Port City Notebook

News, views and random observations around Alexandria

An Open Letter to the School Board

Dear Chair Anderson, Vice-Chair Nolan and Members of the School Board:

Your decision this Thursday about whether to maintain one connected T.C. Williams High School or to build a second comprehensive high school is about as clear-cut as it gets: Choose the option for adding capacity that is quickest, least expensive and most equitable.

Most equitable: To avoid repeating the sins of the past is the most important reason why you should maintain one connected T.C. I’m under no illusion that the current T.C. is as equitable as it should be or as equitable as it can be. But those in the higher-ed admissions world hold T.C. in high regard for its diverse and college-ready student body. Who amongst the “in the know” parents will want their children to attend the new high school and effectively give up that reputational advantage when it comes to college admissions? That alone will lead to inequities between the two schools—preceded by one heckuva redistricting fight.

Least expensive: The cost of rebuilding Minnie Howard is less than the cost of building a second comprehensive high school building and providing the requisite equivalent academic and extracurricular experience for students.

Quickest: Rebuilding Minnie Howard has been under consideration for more than five years. (As you know, it was the recommendation of T.C. faculty members.) There are no serious obstacles to moving forward. Just do it. Swapping Chinquapin and Minnie Howard might have been a nice option if considered years ago, but just as with the stadium lights, inevitably litigation from neighbors and bureaucratic red tape will create unacceptable delays to building on the Chinquapin field. As Superintendent Hutchings has explained, building a second comprehensive high school will be a more complicated—and more time-consuming—undertaking.
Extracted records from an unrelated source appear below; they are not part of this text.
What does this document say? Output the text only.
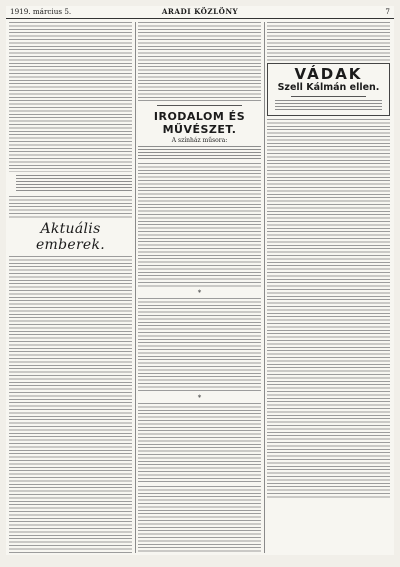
1919. március 5.	ARADI KÖZLÖNY	7
Aktuális emberek.
IRODALOM ÉS MŰVÉSZET.
A színház műsora:
*
*
VÁDAK
Szell Kálmán ellen.
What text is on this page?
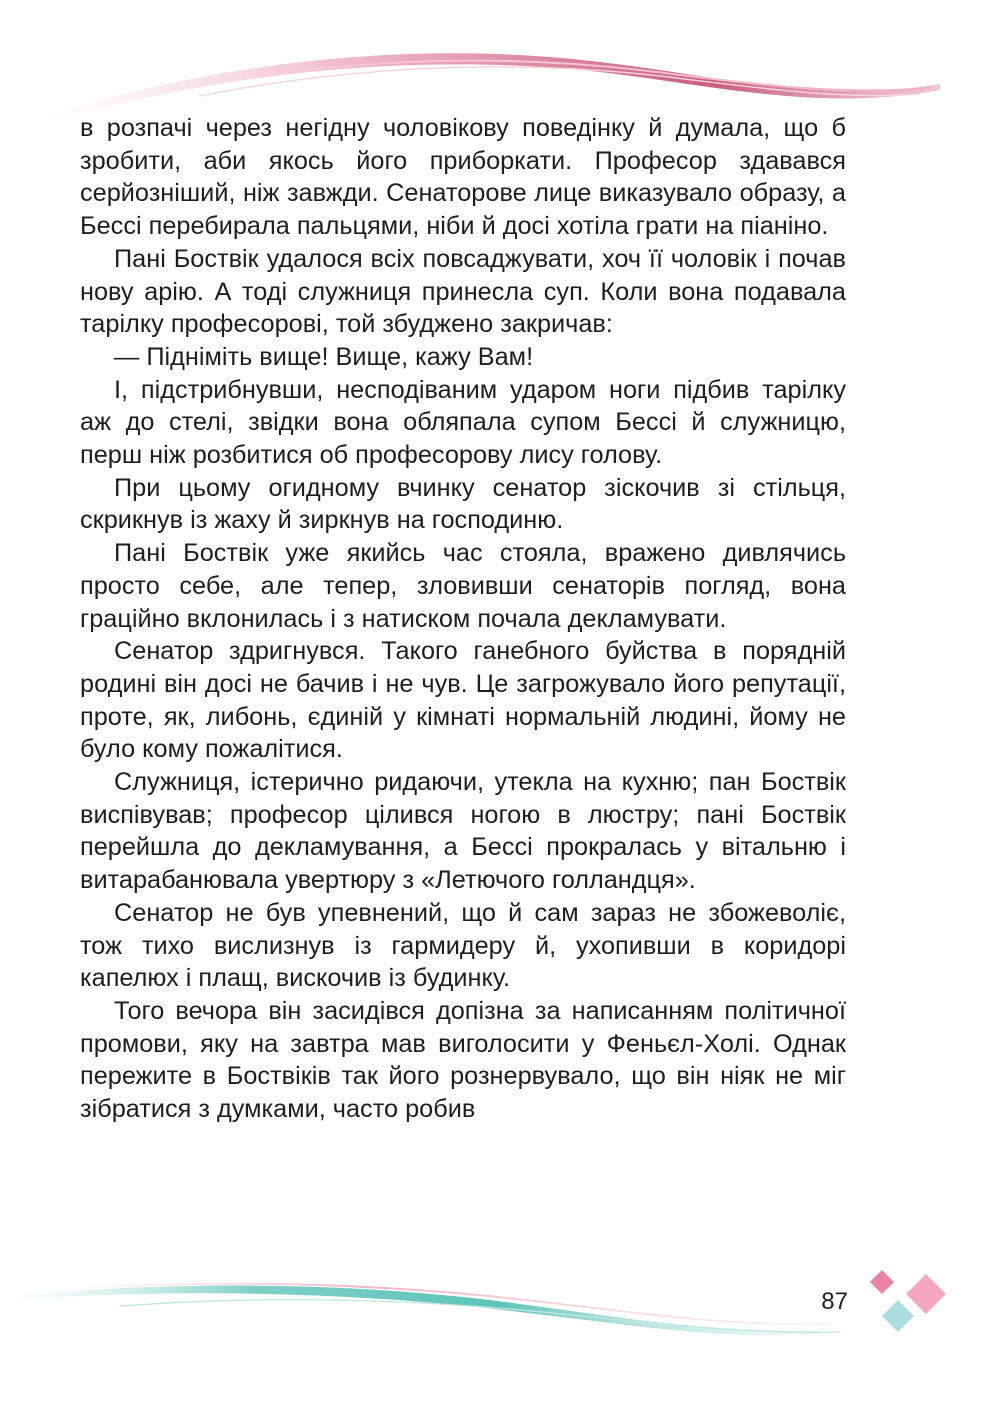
в розпачі через негідну чоловікову поведінку й думала, що б зробити, аби якось його приборкати. Професор здавався серйозніший, ніж завжди. Сенаторове лице виказувало образу, а Бессі перебирала пальцями, ніби й досі хотіла грати на піаніно.

Пані Боствік удалося всіх повсаджувати, хоч її чоловік і почав нову арію. А тоді служниця принесла суп. Коли вона подавала тарілку професорові, той збуджено закричав:

— Підніміть вище! Вище, кажу Вам!

І, підстрибнувши, несподіваним ударом ноги підбив тарілку аж до стелі, звідки вона обляпала супом Бессі й служницю, перш ніж розбитися об професорову лису голову.

При цьому огидному вчинку сенатор зіскочив зі стільця, скрикнув із жаху й зиркнув на господиню.

Пані Боствік уже якийсь час стояла, вражено дивлячись просто себе, але тепер, зловивши сенаторів погляд, вона граційно вклонилась і з натиском почала декламувати.

Сенатор здригнувся. Такого ганебного буйства в порядній родині він досі не бачив і не чув. Це загрожувало його репутації, проте, як, либонь, єдиній у кімнаті нормальній людині, йому не було кому пожалітися.

Служниця, істерично ридаючи, утекла на кухню; пан Боствік виспівував; професор цілився ногою в люстру; пані Боствік перейшла до декламування, а Бессі прокралась у вітальню і витарабанювала увертюру з «Летючого голландця».

Сенатор не був упевнений, що й сам зараз не збожеволіє, тож тихо вислизнув із гармидеру й, ухопивши в коридорі капелюх і плащ, вискочив із будинку.

Того вечора він засидівся допізна за написанням політичної промови, яку на завтра мав виголосити у Феньєл-Холі. Однак пережите в Боствіків так його рознервувало, що він ніяк не міг зібратися з думками, часто робив

87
After years of procrastination, we’ve forfeited the luxury to consider whether some other approach might be slightly more preferable; we need to give weight to expediency.

Among the reasons I hear from parents who support a second comprehensive high school is that more students would be able to participate in interscholastic sports. I certainly hope that athletics are not driving this decision and would add that many sports at T.C. are welcome to all who wish to participate, with no cuts, and that there are also intramural teams as well as hundreds of clubs and student organizations.

I also hear from parents of elementary students in particular that T.C. has gotten just too big. I sympathize with that concern. It’s the largest public high school in the state of Virginia. It’s too easy for some kids to fall through the cracks. But as a parent of two Class of ’16 graduates, I try to reassure those parents that the opportunities available at a large, well-resourced school are nearly limitless, and that our children had meaningful, close relationships with educators that shaped them in important ways and influenced their future courses of study.

A little more than a week ago, the City Council voted 4-3 on an issue that bitterly divides the city—whether to eliminate one lane for vehicles in order to add bike lanes and sidewalks on a small portion of Seminary Road. My neighborhood listserv is still litigating—and relitigating—the matter, and the vitriol directed toward the city council members who voted to follow the city’s transportation plans and policies virtually assures that qualified candidates will think long and hard before running for city office.

But there is at least one thing that draws Alexandrians together regardless of race, class or ethnicity, or whether you love or hate bicyclists, and that’s T.C. Williams High School. We all share together in the pride of a winning soccer team, a choir that performs at the Kennedy Center or a brilliant student who wins a $250,000 prize for discovering a new planet. It’s Titan Pride. It has been years in the making and it’s worth preserving.